Si bien por el momento es difícil determinarlo, las primeras proyecciones indican que desde finales de julio y principios de agosto el período de precipitaciones y crecidas comience a manifestarse. "En principio lo que hay que definir es que vamos a una condición del clima global con características del Niño y es probable que tengamos una condición de aguas altas en el último trimestre del año", explicó Juan Borus, ingeniero del Instituto Nacional del Agua (INA). En ese sentido indicó también que resta definir la "intensidad" con la que llegará y la zona donde tendrá más impacto.
El Niño, de acuerdo a la Organización Meteorológica Mundial, es un fenómeno natural que está caracterizado por la fluctuación de las temperaturas del océano en la parte central y oriental del Pacífico ecuatorial, asociada a cambios en la atmósfera. Tiene una periodicidad irregular, usualmente ocurre cada dos a siete años.
Hace pocos días se cumplieron 20 años de la inundación de Santa Fe que dejó un tercio de la ciudad anegada. El tema reviste particular sensibilidad para sus habitantes que cada vez que se hablan de este tipo de situaciones afloran los recuerdos y sentimientos encontrados.
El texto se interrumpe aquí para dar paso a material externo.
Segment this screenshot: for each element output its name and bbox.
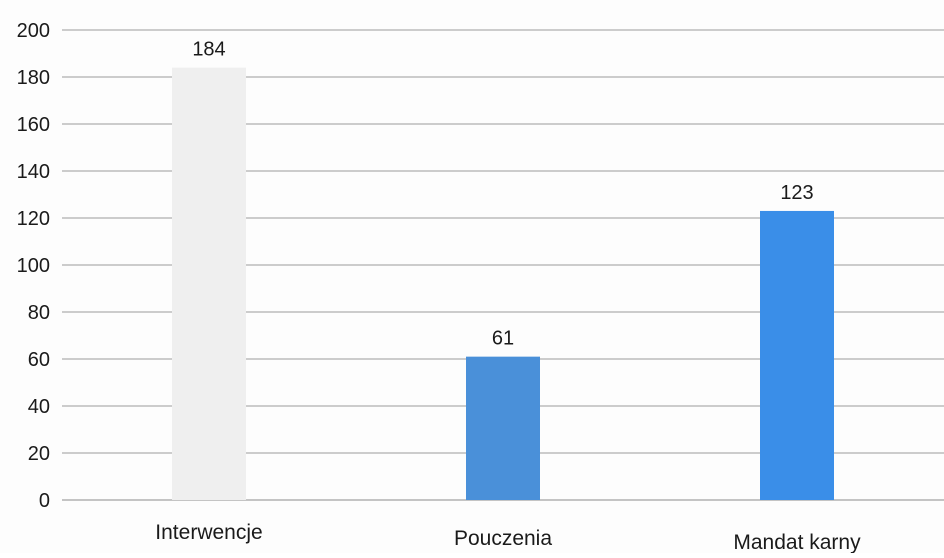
y-tick-label: 40 [28,396,50,418]
bar [466,356,540,500]
category-label: Interwencje [155,521,262,544]
y-tick-label: 100 [17,255,50,277]
bars [172,67,834,500]
y-tick-label: 20 [28,443,50,465]
data-label: 184 [192,39,225,61]
y-tick-label: 180 [17,67,50,89]
data-label: 61 [492,328,514,350]
labels: 0 20 40 60 80 100 120 140 160 180 200 184 Interwencj… [17,20,861,554]
y-tick-label: 0 [39,490,50,512]
category-label: Mandat karny [733,531,861,553]
bar [172,67,246,500]
y-tick-label: 140 [17,161,50,183]
y-tick-label: 200 [17,20,50,42]
bar [760,210,834,500]
y-tick-label: 60 [28,349,50,371]
y-tick-label: 120 [17,208,50,230]
y-tick-label: 80 [28,302,50,324]
category-label: Pouczenia [454,527,552,550]
data-label: 123 [780,182,813,204]
y-tick-label: 160 [17,114,50,136]
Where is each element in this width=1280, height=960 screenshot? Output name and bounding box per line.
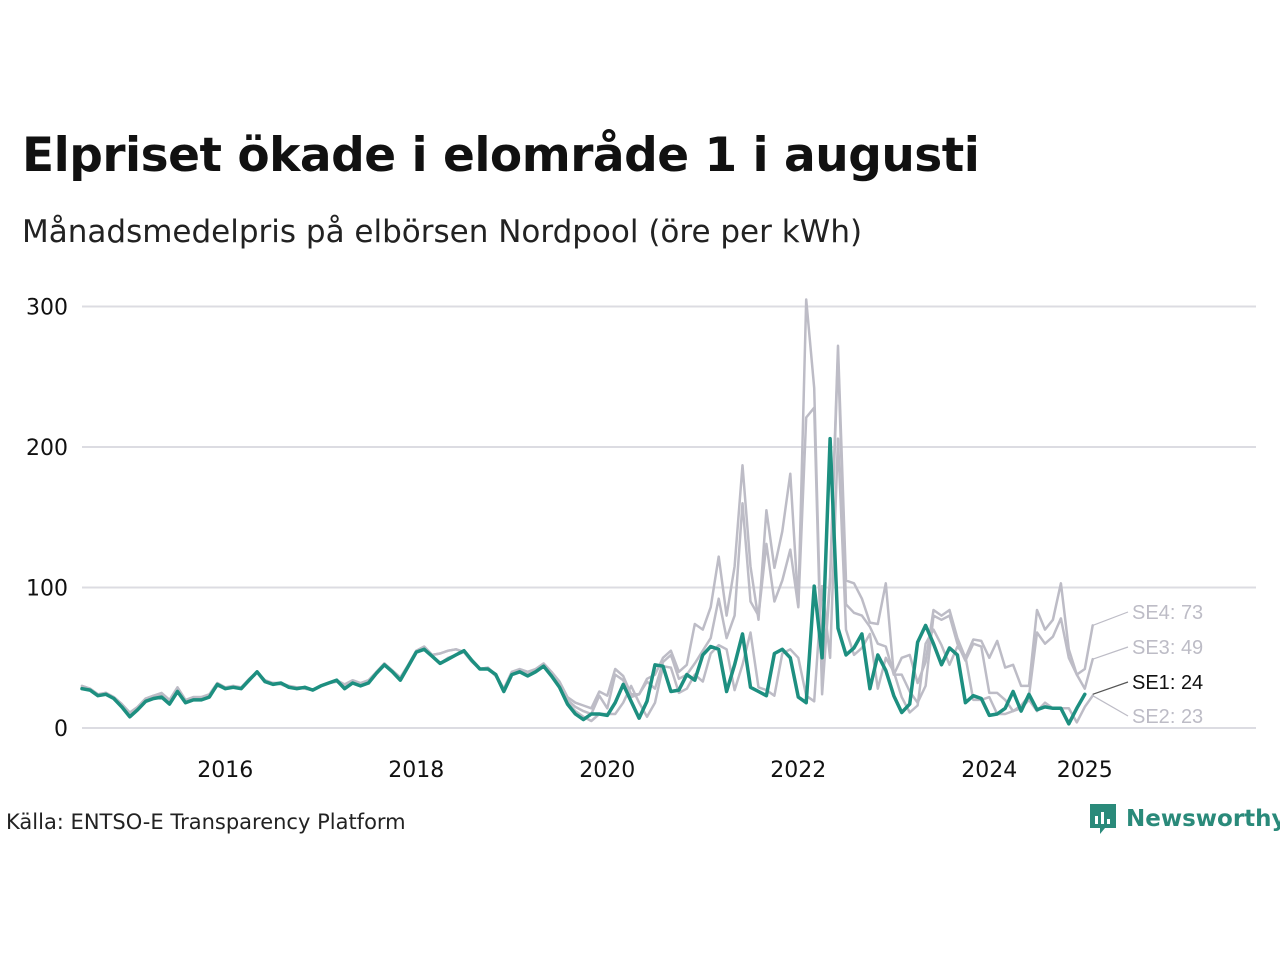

En ese sentido, Borus buscó llevar tranquilidad, señaló la alta probabilidad que la zona litoraleña se vea afectada por el fenómeno de aguas altas y fuertes precipitaciones durante el último trimestre del 2023.
“Hay que estar preparados para esa contingencia porque es altamente probable que estemos en los últimos tres meses del año con muchas lluvias en la región y/o una crecida del río Paraná y de los ríos troncales de la cuenca del Plata”, indicó Juan Borus.
Para el especialista, estos períodos prolongados caracterizados por la falta de precipitaciones y rápido paso de La Niña al Niño son producto del cambio climático y conllevan la responsabilidad de estar acostumbrados y al mismo tiempo preparados. “Nos tenemos que acostumbrar a los grandes cambios de escenarios, lo que nos obliga a estar atentos y a tener todas las herramientas para atender estas situaciones extremas de la mejor manera”, finalizó Borus del Instituto Nacional del Agua.